Cuando terminó con las anécdotas políticas de aquel viaje, Hebe de Bonafini volvió al pasado reciente y al presente. “Estos cuatro años hicimos más esfuerzos que nunca para sostenernos y defendernos”, se mostró enfática y aseguró que no se callará porque “la obsecuencia no le sirve a nadie”.
 
Sin embargo defendió al Gobierno, incluso el cambio en el cálculo del aumento a jubilados. “El Gobierno está haciendo muchos esfuerzos” siguió y pidió: “Hay que escuchar lo que dice el Gobierno, no lo que dicen los medios que deforman o mienten”. E insistió: “Están haciendo más de lo que pueden. A mí me encantó que Cristina haya sido tan inteligente, le puso una tapa al Fondo buscando el reglamento. Hacen mucho esfuerzo Alberto, Cristina, Axel y los ministros”, resaltó y propuso que “los que sabemos un poco más tenemos que informar a la gente porque algunos medios enredan a los jubilados”.
 
Cuando hacía media hora que había empezado la charla y siempre con el mismo tono calmo, aunque casi como un lamento, contó que el domingo “primero dijeron que estaba enferma, después dijeron que estaba muerta. No sé qué ganan, será una expresión de deseo, tienen muchas ganas de que me muera”. Entonces se rió, sin estridencias, y avisó: “Me voy a morir cuando me llegue la hora y voy a hacer un baile antes de morirme”. Eso sí, peleadora con algunos medios de comunicación, adelantó que “ellos no se van a enterar primero”.
 
Tras los aplausos, y el cierre de la transmisión, pidió que para la semana próxima donen lentejas y aceite, “o aceite y lentejas”, invirtió el orden y otra vez se rió.
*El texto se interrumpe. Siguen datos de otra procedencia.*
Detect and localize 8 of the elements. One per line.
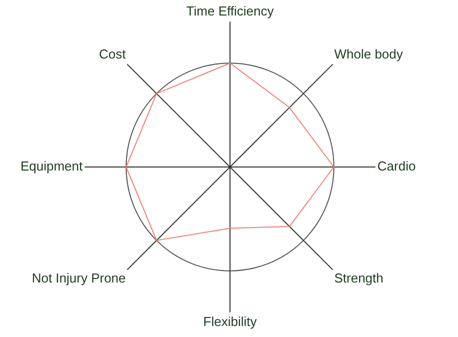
spoke-label: Equipment (20, 158, 83, 174)
spoke-label: Flexibility (203, 314, 258, 329)
spoke-label: Cost (99, 46, 126, 62)
spoke-label: Whole body (334, 46, 404, 62)
spoke-label: Cardio (377, 158, 416, 174)
spoke-label: Time Efficiency (186, 3, 274, 18)
spoke-label: Strength (334, 270, 384, 286)
spoke-label: Not Injury Prone (32, 270, 126, 286)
Alguien le recordó desde el fondo del salón que el lunes será feriado de carnaval y entonces ella propuso que lleven las donaciones a la ronda del jueves de las Madres.
 
Como nadie se levantaba de sus sillas, mientras tomaba limonada y probaba por primera vez el pan casero, Hebe de Bonafini señaló la puerta para que la abrieran. Después se sacó fotos con todos los que le pidieron. Cuando sólo quedaban unos pocos participantes se le acercó una prima que le dio un regalo de cumpleaños (el 4 de diciembre cumplió 91). La presidenta de Madres lo abrió y se roció con el perfume floral que había dentro de la caja. “Ahora estoy lista para tener novio”, volvió a bromear para aclarar de inmediato que desde que murió su marido en el año 1982 “nunca ningún hombre me dijo nada así que acá estoy muy bien sola”.
 
Luego aclaró que cada día se arregla aún si está encerrada en su casa. “Me visto para mí, me pinto, me pongo perfume y combino la ropa. Si esto es de un color (señaló su remera), lo de abajo es del mismo color (señaló su pantalón)”, explicó aunque reveló que no usa cremas porque “algunas salen 2.000 pesos y las arrugas ya las tengo”. Sobre el rumor y las críticas respecto a la supuesta internación en el Hospital Austral le respondió: “Yo soy sola, si tengo que pagar para que me atienda un médico o venga a mi casa el mejor doctor, lo voy a hacer, no tengan dudas”.